De resto, a alegação da recorrente de que não recebeu a notificação do despacho de admissão do recurso, por na mesma morada exercer actividade profissional outra advogada com o mesmo nome (I. C.), desacompanhada de qualquer elemento de prova no sentido de demonstrar tal facto e ainda que este pudesse relevar, sempre estaria votada ao insucesso por força do disposto no artigo 146º, nº 2 do CPC.
De qualquer modo, a situação alegada pela recorrente, ainda que viesse a ser por ela demonstrada (e não foi) não nos parece passível de ser enquadrada no conceito de justo impedimento.

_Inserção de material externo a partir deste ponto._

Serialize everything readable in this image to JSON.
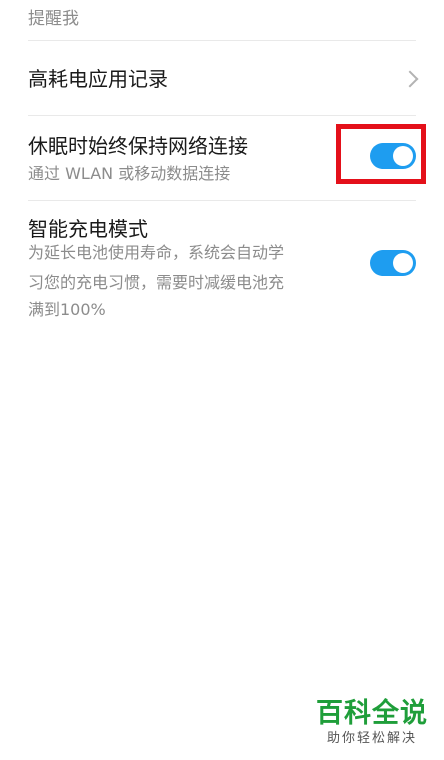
{
  "partial_row": {
    "text": "提醒我"
  },
  "settings": {
    "high_power_record": {
      "title": "高耗电应用记录"
    },
    "sleep_network": {
      "title": "休眠时始终保持网络连接",
      "subtitle": "通过 WLAN 或移动数据连接",
      "enabled": true
    },
    "smart_charging": {
      "title": "智能充电模式",
      "subtitle_line1": "为延长电池使用寿命，系统会自动学",
      "subtitle_line2": "习您的充电习惯，需要时减缓电池充",
      "subtitle_line3": "满到100%",
      "enabled": true
    }
  },
  "watermark": {
    "title": "百科全说",
    "subtitle": "助你轻松解决"
  },
  "colors": {
    "toggle_on": "#1e9df0",
    "highlight": "#e4101a",
    "watermark_green": "#1f9e3a"
  }
}
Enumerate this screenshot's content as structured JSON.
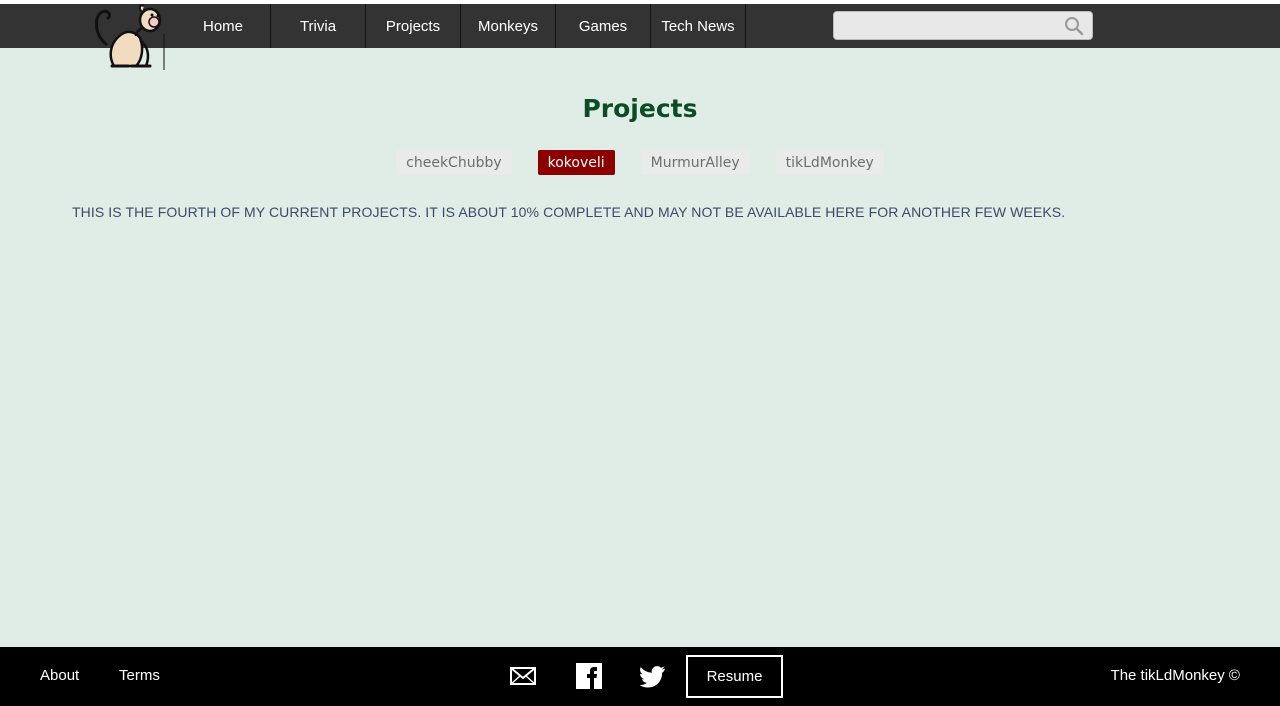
{
  "nav": {
    "items": [
      "Home",
      "Trivia",
      "Projects",
      "Monkeys",
      "Games",
      "Tech News"
    ],
    "search_placeholder": "",
    "search_icon": "magnifier-icon"
  },
  "logo": {
    "icon": "monkey-logo"
  },
  "main": {
    "title": "Projects",
    "tabs": [
      {
        "label": "cheekChubby",
        "active": false
      },
      {
        "label": "kokoveli",
        "active": true
      },
      {
        "label": "MurmurAlley",
        "active": false
      },
      {
        "label": "tikLdMonkey",
        "active": false
      }
    ],
    "description": "This is the fourth of my current projects. It is about 10% complete and may not be available here for another few weeks."
  },
  "footer": {
    "about": "About",
    "terms": "Terms",
    "icons": [
      "mail-icon",
      "facebook-icon",
      "twitter-icon"
    ],
    "resume": "Resume",
    "copyright": "The tikLdMonkey ©"
  },
  "colors": {
    "nav_bg": "#333333",
    "page_bg": "#e0ece6",
    "title": "#0b4d26",
    "active_tab": "#8b0000",
    "footer_bg": "#000000"
  }
}
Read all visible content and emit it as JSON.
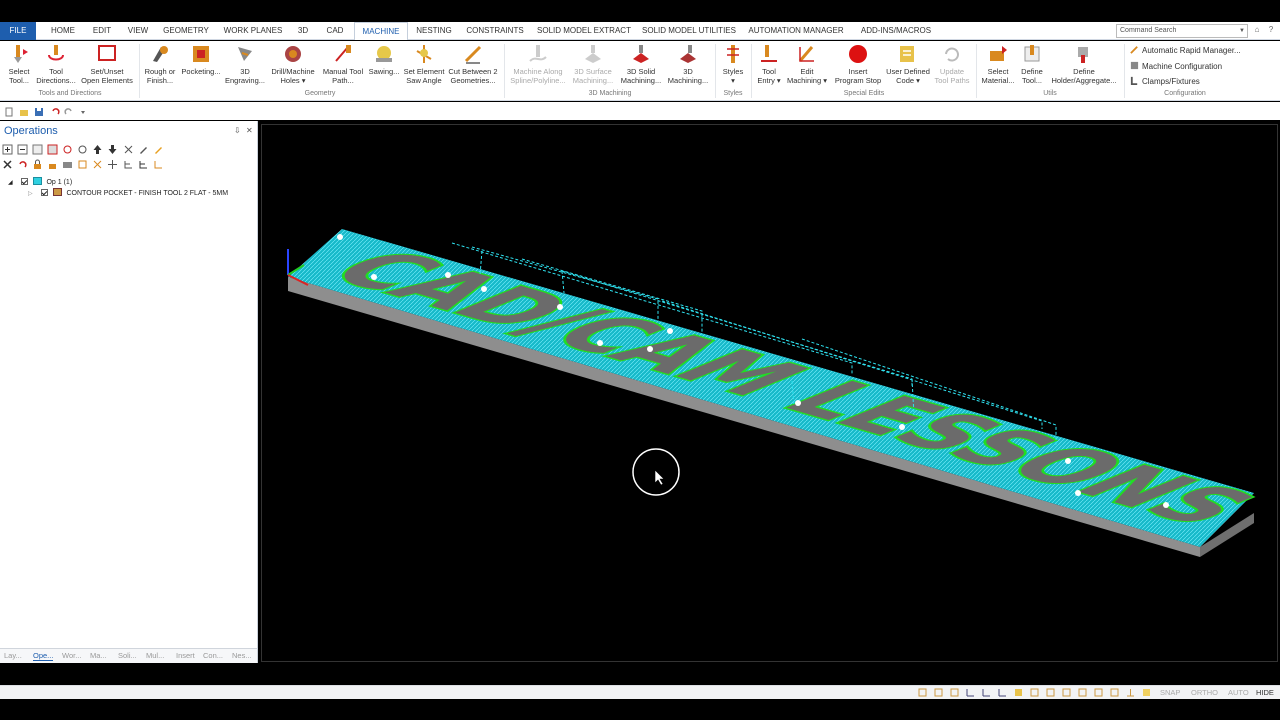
{
  "menu_tabs": [
    "FILE",
    "HOME",
    "EDIT",
    "VIEW",
    "GEOMETRY",
    "WORK PLANES",
    "3D",
    "CAD",
    "MACHINE",
    "NESTING",
    "CONSTRAINTS",
    "SOLID MODEL EXTRACT",
    "SOLID MODEL UTILITIES",
    "AUTOMATION MANAGER",
    "ADD-INS/MACROS"
  ],
  "active_tab": "MACHINE",
  "command_search": {
    "placeholder": "Command Search"
  },
  "ribbon": {
    "buttons": [
      {
        "l1": "Select",
        "l2": "Tool...",
        "icon": "select-tool-icon"
      },
      {
        "l1": "Tool",
        "l2": "Directions...",
        "icon": "tool-directions-icon"
      },
      {
        "l1": "Set/Unset",
        "l2": "Open Elements",
        "icon": "open-elements-icon"
      },
      {
        "l1": "Rough or",
        "l2": "Finish...",
        "icon": "rough-finish-icon"
      },
      {
        "l1": "Pocketing...",
        "l2": "",
        "icon": "pocketing-icon"
      },
      {
        "l1": "3D",
        "l2": "Engraving...",
        "icon": "engraving-icon"
      },
      {
        "l1": "Drill/Machine",
        "l2": "Holes ▾",
        "icon": "drill-icon"
      },
      {
        "l1": "Manual Tool",
        "l2": "Path...",
        "icon": "manual-path-icon"
      },
      {
        "l1": "Sawing...",
        "l2": "",
        "icon": "sawing-icon"
      },
      {
        "l1": "Set Element",
        "l2": "Saw Angle",
        "icon": "saw-angle-icon"
      },
      {
        "l1": "Cut Between 2",
        "l2": "Geometries...",
        "icon": "cut-between-icon"
      },
      {
        "l1": "Machine Along",
        "l2": "Spline/Polyline...",
        "icon": "machine-along-icon",
        "disabled": true
      },
      {
        "l1": "3D Surface",
        "l2": "Machining...",
        "icon": "surface-machining-icon",
        "disabled": true
      },
      {
        "l1": "3D Solid",
        "l2": "Machining...",
        "icon": "solid-machining-icon"
      },
      {
        "l1": "3D",
        "l2": "Machining...",
        "icon": "3d-machining-icon"
      },
      {
        "l1": "Styles",
        "l2": "▾",
        "icon": "styles-icon"
      },
      {
        "l1": "Tool",
        "l2": "Entry ▾",
        "icon": "tool-entry-icon"
      },
      {
        "l1": "Edit",
        "l2": "Machining ▾",
        "icon": "edit-machining-icon"
      },
      {
        "l1": "Insert",
        "l2": "Program Stop",
        "icon": "program-stop-icon"
      },
      {
        "l1": "User Defined",
        "l2": "Code ▾",
        "icon": "user-code-icon"
      },
      {
        "l1": "Update",
        "l2": "Tool Paths",
        "icon": "update-paths-icon",
        "disabled": true
      },
      {
        "l1": "Select",
        "l2": "Material...",
        "icon": "select-material-icon"
      },
      {
        "l1": "Define",
        "l2": "Tool...",
        "icon": "define-tool-icon"
      },
      {
        "l1": "Define",
        "l2": "Holder/Aggregate...",
        "icon": "define-holder-icon"
      }
    ],
    "groups": [
      "Tools and Directions",
      "Geometry",
      "3D Machining",
      "Styles",
      "Special Edits",
      "Utils",
      "Configuration"
    ],
    "config_items": [
      "Automatic Rapid Manager...",
      "Machine Configuration",
      "Clamps/Fixtures"
    ]
  },
  "panel": {
    "title": "Operations",
    "tree": [
      {
        "label": "Op 1  (1)"
      },
      {
        "label": "CONTOUR POCKET - FINISH   TOOL 2   FLAT - 5MM"
      }
    ],
    "bottom_tabs": [
      "Lay...",
      "Ope...",
      "Wor...",
      "Ma...",
      "Soli...",
      "Mul...",
      "Insert",
      "Con...",
      "Nes..."
    ],
    "active_bottom_tab": "Ope..."
  },
  "viewport": {
    "engraved_text": "CAD/CAM LESSONS"
  },
  "status": {
    "items": [
      "SNAP",
      "ORTHO",
      "AUTO",
      "HIDE"
    ]
  },
  "colors": {
    "file_tab": "#1e5eae",
    "toolpath": "#19c8d8",
    "plate": "#9a9a9a",
    "letters": "#6b6b6b",
    "finish_path": "#22dd22"
  }
}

O (novo) conceito de justo impedimento, introduzido pela Reforma de 1995/1996 (Decretos-Leis nº 329-A/95, de 12/12, e 180/96, de 25/9), visou uma “flexibilização (…), de modo a permitir abarcar situações em que a omissão ou o retardamento da parte se haja devido a motivos justificados ou desculpáveis que não envolvam culpa ou negligência séria”, pelo que, à luz do novo conceito “ (…) basta, para que estejamos perante o justo impedimento, que o facto obstaculizador da prática do acto não seja imputável à parte ou ao mandatário, por ter tido culpa na sua produção” [cf., Lebre de Freitas e outros, Código de Processo Civil Anotado, Volume 1º, pág. 257].
Todavia, embora actualmente o conceito do justo impedimento já não esteja ligado à normal imprevisibilidade de um evento, ainda assim é de exigir, quando esse evento se refira aos mandatários das partes, o cumprimento do “dever de diligência e organização que recai sobre os profissionais do foro no acompanhamento das causas” [cf. Lopes do Rego, Comentários ao Código de Processo Civil, vol. I, 2ª edição, 2004, pág. 154/155].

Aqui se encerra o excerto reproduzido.